Circuit Judge William Gordon granted the NCAA's request for a new trial in a lawsuit filed by timber dealer Ray Keller of Stevenson, but he did not set a date.

Gordon said in a 13-page opinion that the multimillion-dollar verdict wasn't supported by evidence, and he ruled the award "is the result of passion or prejudice." He also said sided with several other arguments by the NCAA, including a claim that jurors at the trial in Scottsboro heard improper instructions before siding with Keller.

An attorney for Keller, Archie Lamb, said he would either ask Gordon to reconsider the decision or appeal directly to the Alabama Supreme Court.

"We just have to decide which is the better course of action," said Lamb.

The NCAA did not immediately return a message seeking comment.

Keller, a fan with whom the university severed ties because of a lengthy NCAA investigation, argued that the NCAA slandered and libeled him when it announced penalties against Alabama in 2002 by referring to him and others as "rogue boosters," "parasites" and "pariahs."

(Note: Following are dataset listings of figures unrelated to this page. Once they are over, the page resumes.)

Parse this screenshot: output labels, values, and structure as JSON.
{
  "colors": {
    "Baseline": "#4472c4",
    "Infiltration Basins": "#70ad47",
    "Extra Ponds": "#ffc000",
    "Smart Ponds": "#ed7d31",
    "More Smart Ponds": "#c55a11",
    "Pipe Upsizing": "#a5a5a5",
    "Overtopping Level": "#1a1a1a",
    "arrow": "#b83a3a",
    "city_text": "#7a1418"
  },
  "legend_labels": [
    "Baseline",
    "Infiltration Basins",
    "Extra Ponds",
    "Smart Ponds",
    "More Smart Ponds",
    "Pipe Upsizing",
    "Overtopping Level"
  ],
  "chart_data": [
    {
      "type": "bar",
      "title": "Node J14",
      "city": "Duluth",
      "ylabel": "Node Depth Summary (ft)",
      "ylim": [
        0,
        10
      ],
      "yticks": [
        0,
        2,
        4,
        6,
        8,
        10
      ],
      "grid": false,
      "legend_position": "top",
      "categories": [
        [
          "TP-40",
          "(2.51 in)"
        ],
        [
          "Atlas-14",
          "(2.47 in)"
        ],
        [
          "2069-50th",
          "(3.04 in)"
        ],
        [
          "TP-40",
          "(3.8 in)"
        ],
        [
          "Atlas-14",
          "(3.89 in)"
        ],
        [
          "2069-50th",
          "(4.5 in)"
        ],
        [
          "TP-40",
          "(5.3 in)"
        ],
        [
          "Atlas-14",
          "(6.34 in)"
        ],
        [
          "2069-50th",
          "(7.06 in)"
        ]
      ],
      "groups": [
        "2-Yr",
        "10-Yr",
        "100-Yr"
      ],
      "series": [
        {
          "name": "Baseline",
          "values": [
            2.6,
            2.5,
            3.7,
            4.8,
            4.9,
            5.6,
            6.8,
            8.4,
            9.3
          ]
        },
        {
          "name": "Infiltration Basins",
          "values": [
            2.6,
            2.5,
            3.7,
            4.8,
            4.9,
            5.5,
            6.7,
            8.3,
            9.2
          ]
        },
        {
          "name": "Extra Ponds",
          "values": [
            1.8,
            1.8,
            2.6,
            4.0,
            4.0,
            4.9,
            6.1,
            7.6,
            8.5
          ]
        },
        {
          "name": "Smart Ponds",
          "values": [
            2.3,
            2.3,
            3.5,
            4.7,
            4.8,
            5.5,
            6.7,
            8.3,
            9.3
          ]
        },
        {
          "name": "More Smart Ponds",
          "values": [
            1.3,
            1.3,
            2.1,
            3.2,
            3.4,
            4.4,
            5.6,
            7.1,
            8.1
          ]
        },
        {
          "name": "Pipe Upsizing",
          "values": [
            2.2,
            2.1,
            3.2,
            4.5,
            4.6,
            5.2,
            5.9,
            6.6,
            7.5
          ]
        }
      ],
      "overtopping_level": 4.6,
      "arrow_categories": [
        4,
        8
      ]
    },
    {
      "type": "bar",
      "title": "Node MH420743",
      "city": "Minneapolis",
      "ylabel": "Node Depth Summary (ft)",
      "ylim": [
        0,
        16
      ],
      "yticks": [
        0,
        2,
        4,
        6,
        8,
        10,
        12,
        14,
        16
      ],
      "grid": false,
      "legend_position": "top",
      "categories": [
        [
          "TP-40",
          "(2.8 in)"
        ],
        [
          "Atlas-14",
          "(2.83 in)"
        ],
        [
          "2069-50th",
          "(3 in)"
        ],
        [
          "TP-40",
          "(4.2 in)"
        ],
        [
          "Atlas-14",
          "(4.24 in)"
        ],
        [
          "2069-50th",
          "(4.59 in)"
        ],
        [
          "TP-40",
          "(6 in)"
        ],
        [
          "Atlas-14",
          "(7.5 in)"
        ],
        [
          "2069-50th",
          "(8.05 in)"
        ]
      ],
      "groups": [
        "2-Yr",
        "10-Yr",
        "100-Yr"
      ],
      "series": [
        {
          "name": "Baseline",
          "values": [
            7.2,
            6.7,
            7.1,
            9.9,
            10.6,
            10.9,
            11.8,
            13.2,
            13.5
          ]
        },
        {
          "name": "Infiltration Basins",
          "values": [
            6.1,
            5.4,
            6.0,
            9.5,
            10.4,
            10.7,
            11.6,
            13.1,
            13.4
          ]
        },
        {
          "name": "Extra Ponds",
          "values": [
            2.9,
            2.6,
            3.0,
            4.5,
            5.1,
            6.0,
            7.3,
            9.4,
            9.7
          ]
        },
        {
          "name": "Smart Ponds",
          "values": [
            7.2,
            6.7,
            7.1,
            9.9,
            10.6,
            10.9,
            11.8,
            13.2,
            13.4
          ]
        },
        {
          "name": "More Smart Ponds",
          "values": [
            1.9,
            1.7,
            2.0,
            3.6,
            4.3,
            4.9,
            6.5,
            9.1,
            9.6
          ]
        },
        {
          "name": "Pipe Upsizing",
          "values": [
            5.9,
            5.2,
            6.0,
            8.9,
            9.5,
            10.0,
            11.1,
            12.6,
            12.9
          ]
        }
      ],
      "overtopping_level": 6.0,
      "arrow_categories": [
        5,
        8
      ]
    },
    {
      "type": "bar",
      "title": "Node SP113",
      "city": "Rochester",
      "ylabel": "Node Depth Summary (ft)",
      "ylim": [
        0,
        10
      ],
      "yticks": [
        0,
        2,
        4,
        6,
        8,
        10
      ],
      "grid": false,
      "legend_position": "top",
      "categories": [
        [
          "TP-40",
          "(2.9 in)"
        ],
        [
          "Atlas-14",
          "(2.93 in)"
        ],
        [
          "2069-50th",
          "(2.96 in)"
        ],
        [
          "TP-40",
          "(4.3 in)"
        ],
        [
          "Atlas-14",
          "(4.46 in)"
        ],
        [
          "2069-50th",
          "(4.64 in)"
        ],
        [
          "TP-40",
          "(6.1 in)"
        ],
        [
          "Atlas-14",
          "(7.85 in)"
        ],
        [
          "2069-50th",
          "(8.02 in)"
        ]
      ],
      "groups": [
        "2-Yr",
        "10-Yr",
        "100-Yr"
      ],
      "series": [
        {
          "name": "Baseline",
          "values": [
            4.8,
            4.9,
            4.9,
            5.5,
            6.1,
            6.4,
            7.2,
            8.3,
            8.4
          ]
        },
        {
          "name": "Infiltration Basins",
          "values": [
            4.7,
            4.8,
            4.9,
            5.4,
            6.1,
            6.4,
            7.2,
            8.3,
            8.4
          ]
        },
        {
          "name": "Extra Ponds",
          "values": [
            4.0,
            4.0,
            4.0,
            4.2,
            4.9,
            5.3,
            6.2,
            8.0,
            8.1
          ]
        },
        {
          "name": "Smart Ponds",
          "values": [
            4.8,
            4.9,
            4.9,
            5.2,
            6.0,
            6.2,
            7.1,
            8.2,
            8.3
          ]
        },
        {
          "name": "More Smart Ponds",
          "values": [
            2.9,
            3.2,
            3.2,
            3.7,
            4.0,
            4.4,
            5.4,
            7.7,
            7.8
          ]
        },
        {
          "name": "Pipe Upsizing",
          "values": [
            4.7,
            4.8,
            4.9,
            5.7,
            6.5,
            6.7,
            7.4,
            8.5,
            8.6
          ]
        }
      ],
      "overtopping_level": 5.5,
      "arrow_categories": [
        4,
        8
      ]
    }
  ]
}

The NCAA said it never publicly identified Keller in its report or during a news conference announcing the findings. It portrayed him as a rabid fan who lost all perspective on the game, giving "$100 handshakes" to a recruit and having improper contacts with other Tide recruits.

The NCAA investigation into Alabama recruiting practices were the subject of countless newspaper articles, radio call-in shows and Internet postings for several years, and Keller's name was widely used in media accounts. A Jackson County jury ruled in Keller's favor in November after hearing three weeks of testimony in Scottsboro.

Jurors awarded him $3 million in punitive damages, $1 million for mental anguish, $500,000 for economic loss and $500,000 for damage to reputation. He had sought $33.5 million.

The trial included testimony from former Crimson Tide coach Gene Stallings, who is still wildly popular for leading Alabama to its last national championship. In testimony that helped Keller, Stallings denied knowing him and said Keller held no sway with the football program.

The jury deliberated less than six hours over two days to reach the verdict.

Gordon is a retired judge from Montgomery who presided over the end of the trial afte the original judge suffered a heart attack outside of court.

Another lawsuit filed over the investigation resulted in a $30 million verdict in Tuscaloosa County against a former recruiting analyst who provided information to the NCAA, but that judgment was overturned on appeal.